Brihaddevata, a work by Katyayana, can be placed later than 400 B.C. The shlokas have undoubtedly been added here and there and some modifications of diction have probably crept in, the authenticity of the text as a whole is better guaranteed than that of perhaps any other ancillary Vedic work. It comprehensively deals with the deities of the Rgveda.
The present work is an important edition since it carries the text with translation with critical and illustrative notes. List of detailed appendices has certainly added to the worth of the work.
How I came to edit the Bṛhaddevată
Among the secondary works of Vedic literature, the Bṛhaddevata has always attracted a considerable share of interest on the part of Vedic scholars. When Roth, in 1846, published his treatise, Zur Litteratur und Geschichte des Weda, he knew the work only from the quotations occurring in the commentaries of Sadgurusisya and Sāyaṇa, which were then, of course, accessible in manuscript only. He remarks, however (p. 49), that copies would in all probability yet be found in India.

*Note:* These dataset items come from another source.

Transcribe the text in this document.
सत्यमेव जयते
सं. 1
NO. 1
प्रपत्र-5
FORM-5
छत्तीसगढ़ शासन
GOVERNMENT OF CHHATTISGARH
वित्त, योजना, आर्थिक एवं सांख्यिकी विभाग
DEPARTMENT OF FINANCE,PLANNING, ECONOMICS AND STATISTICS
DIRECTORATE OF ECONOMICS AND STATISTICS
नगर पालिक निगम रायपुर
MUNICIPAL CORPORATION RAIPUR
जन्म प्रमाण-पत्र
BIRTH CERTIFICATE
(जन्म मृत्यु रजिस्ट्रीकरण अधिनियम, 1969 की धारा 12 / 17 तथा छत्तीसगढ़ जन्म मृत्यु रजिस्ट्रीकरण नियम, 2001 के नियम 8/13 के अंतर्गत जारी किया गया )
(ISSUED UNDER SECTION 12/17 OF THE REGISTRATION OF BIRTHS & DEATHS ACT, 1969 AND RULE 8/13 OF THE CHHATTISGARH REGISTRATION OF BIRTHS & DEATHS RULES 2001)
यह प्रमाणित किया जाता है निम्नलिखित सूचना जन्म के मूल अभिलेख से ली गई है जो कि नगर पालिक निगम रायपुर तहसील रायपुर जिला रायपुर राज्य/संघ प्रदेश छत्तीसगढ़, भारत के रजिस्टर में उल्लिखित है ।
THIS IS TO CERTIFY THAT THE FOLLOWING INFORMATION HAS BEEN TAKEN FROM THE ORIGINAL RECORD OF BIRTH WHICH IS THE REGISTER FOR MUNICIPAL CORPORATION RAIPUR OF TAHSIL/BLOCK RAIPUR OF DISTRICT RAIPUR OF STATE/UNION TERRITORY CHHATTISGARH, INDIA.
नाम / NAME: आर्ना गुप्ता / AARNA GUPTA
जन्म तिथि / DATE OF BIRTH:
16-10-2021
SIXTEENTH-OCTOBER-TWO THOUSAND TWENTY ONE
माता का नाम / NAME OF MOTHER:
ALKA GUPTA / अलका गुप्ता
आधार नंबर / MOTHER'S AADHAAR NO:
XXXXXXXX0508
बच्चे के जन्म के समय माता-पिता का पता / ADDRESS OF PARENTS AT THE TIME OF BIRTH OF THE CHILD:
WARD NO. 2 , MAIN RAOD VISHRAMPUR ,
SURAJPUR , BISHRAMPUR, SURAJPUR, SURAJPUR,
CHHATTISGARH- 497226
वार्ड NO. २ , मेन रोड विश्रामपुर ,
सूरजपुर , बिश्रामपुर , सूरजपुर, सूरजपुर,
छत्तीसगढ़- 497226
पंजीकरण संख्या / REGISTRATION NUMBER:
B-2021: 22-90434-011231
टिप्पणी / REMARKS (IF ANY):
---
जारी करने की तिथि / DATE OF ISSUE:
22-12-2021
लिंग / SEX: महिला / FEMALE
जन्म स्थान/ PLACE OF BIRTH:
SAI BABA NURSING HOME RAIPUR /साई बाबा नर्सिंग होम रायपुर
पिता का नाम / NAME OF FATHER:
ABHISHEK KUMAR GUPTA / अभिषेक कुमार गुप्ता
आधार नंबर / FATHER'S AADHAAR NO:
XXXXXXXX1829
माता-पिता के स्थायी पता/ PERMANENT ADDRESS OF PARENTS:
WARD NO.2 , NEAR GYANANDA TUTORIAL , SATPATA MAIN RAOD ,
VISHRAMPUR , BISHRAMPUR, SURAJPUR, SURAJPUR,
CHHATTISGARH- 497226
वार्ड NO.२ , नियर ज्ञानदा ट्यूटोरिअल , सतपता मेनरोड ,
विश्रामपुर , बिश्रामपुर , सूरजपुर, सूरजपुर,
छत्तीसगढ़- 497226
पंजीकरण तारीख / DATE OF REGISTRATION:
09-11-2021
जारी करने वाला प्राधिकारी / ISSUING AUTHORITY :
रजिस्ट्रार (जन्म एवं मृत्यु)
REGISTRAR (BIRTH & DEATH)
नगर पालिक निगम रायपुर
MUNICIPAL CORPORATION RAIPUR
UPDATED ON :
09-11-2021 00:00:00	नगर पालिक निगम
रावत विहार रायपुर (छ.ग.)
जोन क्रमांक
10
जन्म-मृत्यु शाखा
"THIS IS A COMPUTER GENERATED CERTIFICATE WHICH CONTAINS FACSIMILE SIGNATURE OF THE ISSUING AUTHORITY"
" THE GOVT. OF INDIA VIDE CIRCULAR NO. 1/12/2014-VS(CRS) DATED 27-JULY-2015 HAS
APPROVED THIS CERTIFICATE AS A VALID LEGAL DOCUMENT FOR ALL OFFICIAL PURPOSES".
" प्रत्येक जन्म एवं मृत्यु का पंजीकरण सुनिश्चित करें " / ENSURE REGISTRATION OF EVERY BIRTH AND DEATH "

Not long after this a MS. (b) of the Bṛhaddevata was actually acquired, along with the Chambers collection of Sanskrit MSS., by the Royal Library at Berlin. Adalbert Kuhn made it the basis of his account of the Bṛhaddevata published in the first volume (pp. 101-120) of Indische Studien (1850). Kuhn transcribed this MS., subsequently adding collations from another MS. (h), which Haug procured at Poona in 1865, and which is now in the Royal Library at Munich. As he found these two MSS. insufficient for the purpose, Kuhn was unable to carry out his intention of publishing an edition of the Bṛhaddevatā.
Meanwhile Max Müller had obtained from India, in the sixties, three modern copies by the aid of Drs. Bühler and Bhau Daji. He, too, seems at one time to have contemplated editing the Brhaddevata; for among his papers I found a transcript, in his own hand, coming down to the tenth Varga of the second Adhyaya¹. But the inadequacy of his MS. material doubtless deterred him from proceeding any further.